Members can see, if they go through the sheets, that there are useful and straightforward tips for farm enterprises to reduce their environmental burden while saving money. This is all available on the web as a free resource regardless of whether one is a member of the IFA. Any farmer can access the material. We held a very well-attended national conference last year to launch the initiative accompanied by an excellent 12 page supplement in the Irish Farmers' Journal. The initial phase involved resource efficiency assessments or cost saving studies on five candidate farms in autumn 2013. We saved an average of €5,000 per farm, a not insignificant sum for these small farm enterprises for no or low investment. These are young, engaged and highly motivated farmers who believed they were doing as good a job as they could up to that point. There is clearly plenty of scope across the sector. It is very positive. In 2014, we are looking at undertaking 30 on-farm assessments with volunteer farms. These are clustered around farm discussion groups operated by the IFA. This is about diffusion of skills through discussion groups and regional seminars. We do not need to work hard to find candidate farmers as they are queuing up to get involved. There is high interest and uptake.

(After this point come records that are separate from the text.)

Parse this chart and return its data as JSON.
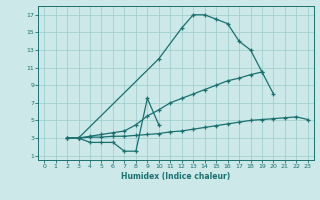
{
  "title": "",
  "xlabel": "Humidex (Indice chaleur)",
  "bg_color": "#cce8e8",
  "line_color": "#1a7070",
  "grid_color": "#99cccc",
  "xlim": [
    -0.5,
    23.5
  ],
  "ylim": [
    0.5,
    18
  ],
  "xticks": [
    0,
    1,
    2,
    3,
    4,
    5,
    6,
    7,
    8,
    9,
    10,
    11,
    12,
    13,
    14,
    15,
    16,
    17,
    18,
    19,
    20,
    21,
    22,
    23
  ],
  "yticks": [
    1,
    3,
    5,
    7,
    9,
    11,
    13,
    15,
    17
  ],
  "line1_x": [
    2,
    3,
    10,
    12,
    13,
    14,
    15,
    16,
    17,
    18,
    19
  ],
  "line1_y": [
    3,
    3,
    12,
    15.5,
    17,
    17,
    16.5,
    16,
    14,
    13,
    10.5
  ],
  "line2_x": [
    2,
    3,
    4,
    5,
    6,
    7,
    8,
    9,
    10,
    11,
    12,
    13,
    14,
    15,
    16,
    17,
    18,
    19,
    20
  ],
  "line2_y": [
    3,
    3,
    3.2,
    3.4,
    3.6,
    3.8,
    4.5,
    5.5,
    6.2,
    7.0,
    7.5,
    8.0,
    8.5,
    9.0,
    9.5,
    9.8,
    10.2,
    10.5,
    8.0
  ],
  "line3_x": [
    2,
    3,
    4,
    5,
    6,
    7,
    8,
    9,
    10,
    11,
    12,
    13,
    14,
    15,
    16,
    17,
    18,
    19,
    20,
    21,
    22,
    23
  ],
  "line3_y": [
    3,
    3,
    3.1,
    3.1,
    3.2,
    3.2,
    3.3,
    3.4,
    3.5,
    3.7,
    3.8,
    4.0,
    4.2,
    4.4,
    4.6,
    4.8,
    5.0,
    5.1,
    5.2,
    5.3,
    5.4,
    5.1
  ],
  "line4_x": [
    3,
    4,
    5,
    6,
    7,
    8,
    9,
    10
  ],
  "line4_y": [
    3,
    2.5,
    2.5,
    2.5,
    1.5,
    1.5,
    7.5,
    4.5
  ]
}
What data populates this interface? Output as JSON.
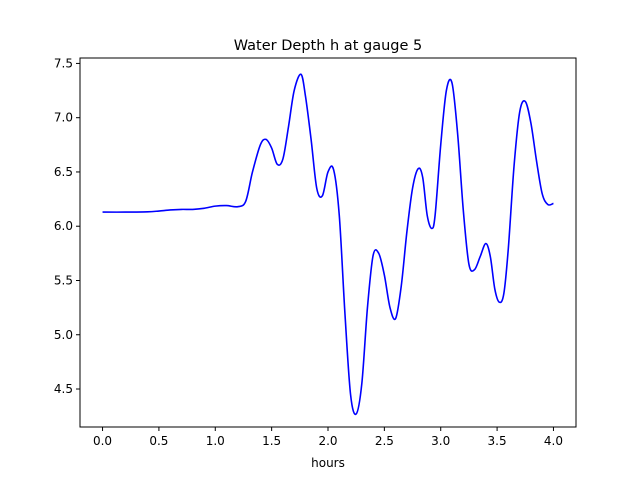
{
  "chart_data": {
    "type": "line",
    "title": "Water Depth h at gauge 5",
    "xlabel": "hours",
    "ylabel": "",
    "xlim": [
      -0.2,
      4.2
    ],
    "ylim": [
      4.15,
      7.55
    ],
    "xticks": [
      0.0,
      0.5,
      1.0,
      1.5,
      2.0,
      2.5,
      3.0,
      3.5,
      4.0
    ],
    "xtick_labels": [
      "0.0",
      "0.5",
      "1.0",
      "1.5",
      "2.0",
      "2.5",
      "3.0",
      "3.5",
      "4.0"
    ],
    "yticks": [
      4.5,
      5.0,
      5.5,
      6.0,
      6.5,
      7.0,
      7.5
    ],
    "ytick_labels": [
      "4.5",
      "5.0",
      "5.5",
      "6.0",
      "6.5",
      "7.0",
      "7.5"
    ],
    "grid": false,
    "legend": "none",
    "series": [
      {
        "color": "#0000ff",
        "x": [
          0.0,
          0.2,
          0.4,
          0.5,
          0.6,
          0.7,
          0.8,
          0.9,
          1.0,
          1.1,
          1.2,
          1.27,
          1.33,
          1.4,
          1.45,
          1.5,
          1.55,
          1.6,
          1.65,
          1.7,
          1.76,
          1.8,
          1.85,
          1.9,
          1.95,
          2.0,
          2.05,
          2.1,
          2.15,
          2.2,
          2.25,
          2.3,
          2.35,
          2.4,
          2.45,
          2.5,
          2.55,
          2.6,
          2.65,
          2.7,
          2.75,
          2.8,
          2.84,
          2.88,
          2.92,
          2.95,
          3.0,
          3.05,
          3.1,
          3.15,
          3.2,
          3.25,
          3.3,
          3.35,
          3.4,
          3.44,
          3.48,
          3.52,
          3.56,
          3.6,
          3.65,
          3.7,
          3.75,
          3.8,
          3.85,
          3.9,
          3.95,
          4.0
        ],
        "y": [
          6.13,
          6.13,
          6.133,
          6.14,
          6.15,
          6.155,
          6.155,
          6.165,
          6.185,
          6.19,
          6.18,
          6.23,
          6.5,
          6.75,
          6.8,
          6.72,
          6.57,
          6.62,
          6.92,
          7.25,
          7.4,
          7.2,
          6.8,
          6.35,
          6.28,
          6.5,
          6.52,
          6.1,
          5.2,
          4.45,
          4.27,
          4.55,
          5.25,
          5.73,
          5.75,
          5.55,
          5.25,
          5.15,
          5.45,
          5.95,
          6.35,
          6.53,
          6.45,
          6.1,
          5.98,
          6.1,
          6.75,
          7.25,
          7.32,
          6.85,
          6.15,
          5.65,
          5.6,
          5.72,
          5.84,
          5.72,
          5.42,
          5.3,
          5.38,
          5.8,
          6.55,
          7.05,
          7.15,
          6.95,
          6.6,
          6.3,
          6.2,
          6.21
        ]
      }
    ]
  }
}
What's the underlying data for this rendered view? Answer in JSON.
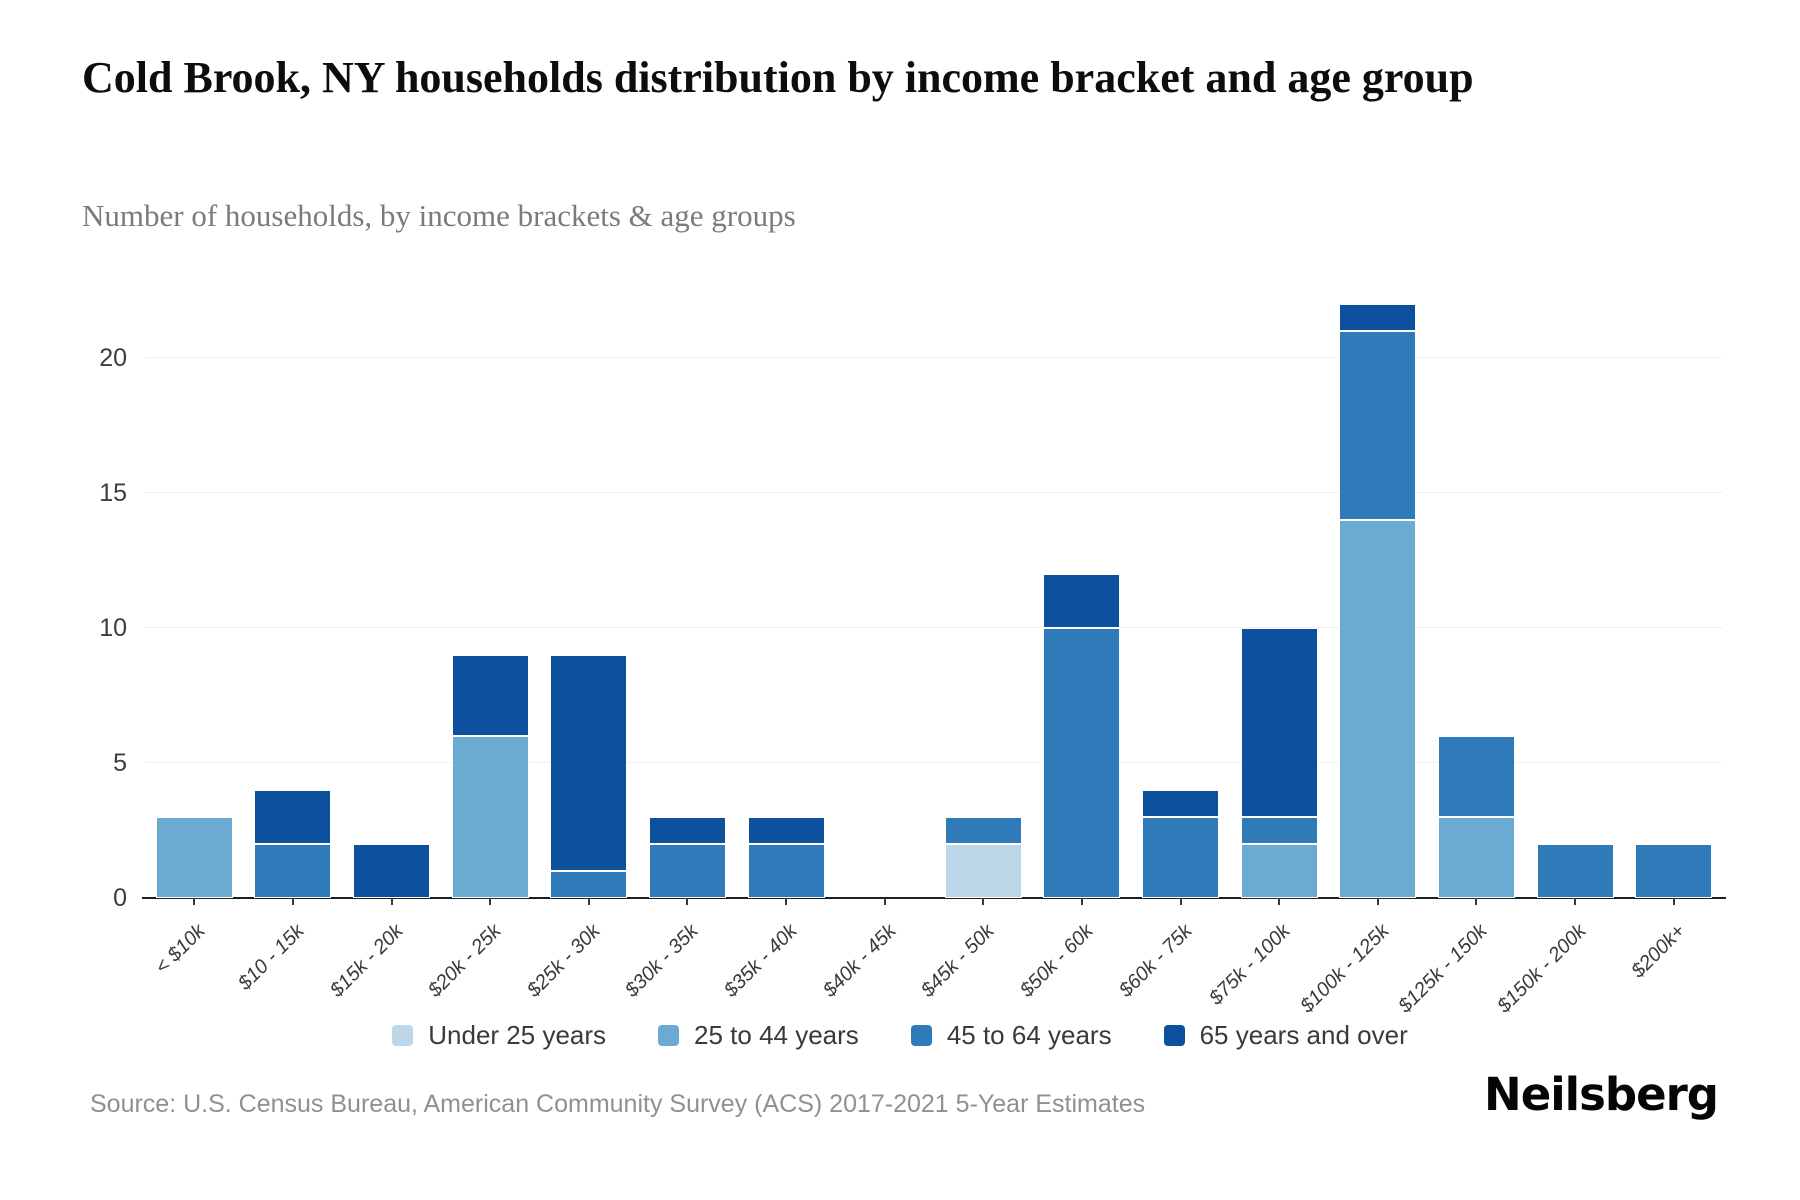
{
  "header": {
    "title": "Cold Brook, NY households distribution by income bracket and age group",
    "subtitle": "Number of households, by income brackets & age groups"
  },
  "chart_data": {
    "type": "bar",
    "stacked": true,
    "title": "Cold Brook, NY households distribution by income bracket and age group",
    "subtitle": "Number of households, by income brackets & age groups",
    "xlabel": "",
    "ylabel": "",
    "categories": [
      "< $10k",
      "$10 - 15k",
      "$15k - 20k",
      "$20k - 25k",
      "$25k - 30k",
      "$30k - 35k",
      "$35k - 40k",
      "$40k - 45k",
      "$45k - 50k",
      "$50k - 60k",
      "$60k - 75k",
      "$75k - 100k",
      "$100k - 125k",
      "$125k - 150k",
      "$150k - 200k",
      "$200k+"
    ],
    "series": [
      {
        "name": "Under 25 years",
        "color": "#bdd6e8",
        "values": [
          0,
          0,
          0,
          0,
          0,
          0,
          0,
          0,
          2,
          0,
          0,
          0,
          0,
          0,
          0,
          0
        ]
      },
      {
        "name": "25 to 44 years",
        "color": "#6babd2",
        "values": [
          3,
          0,
          0,
          6,
          0,
          0,
          0,
          0,
          0,
          0,
          0,
          2,
          14,
          3,
          0,
          0
        ]
      },
      {
        "name": "45 to 64 years",
        "color": "#2f7ab8",
        "values": [
          0,
          2,
          0,
          0,
          1,
          2,
          2,
          0,
          1,
          10,
          3,
          1,
          7,
          3,
          2,
          2
        ]
      },
      {
        "name": "65 years and over",
        "color": "#0d509e",
        "values": [
          0,
          2,
          2,
          3,
          8,
          1,
          1,
          0,
          0,
          2,
          1,
          7,
          1,
          0,
          0,
          0
        ]
      }
    ],
    "totals": [
      3,
      4,
      2,
      9,
      9,
      3,
      3,
      0,
      3,
      12,
      4,
      10,
      22,
      6,
      2,
      2
    ],
    "yticks": [
      0,
      5,
      10,
      15,
      20
    ],
    "ylim": [
      0,
      24
    ],
    "grid": true,
    "legend_position": "bottom"
  },
  "footer": {
    "source": "Source: U.S. Census Bureau, American Community Survey (ACS) 2017-2021 5-Year Estimates",
    "logo_text": "Neilsberg"
  }
}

The benefits for farmers are financial. It is clear income and revenue. The initiative also underpins and supports the ambitions of Food Harvest 2020 and Origin Green with low resource input production and sustainable farming enterprises. It benefits our overall economy and environment and reduces inventories.
This will again lead in to some of Dr. Schulte's comments.
The final slide states that smart farming fits into a sustainable consumption and production cycle. It is part of an overall national cycle that we have. It is an essential part of primary production but it does not exist on its own. It cannot solve the whole problem of delivering a sustainable consumption and production in society.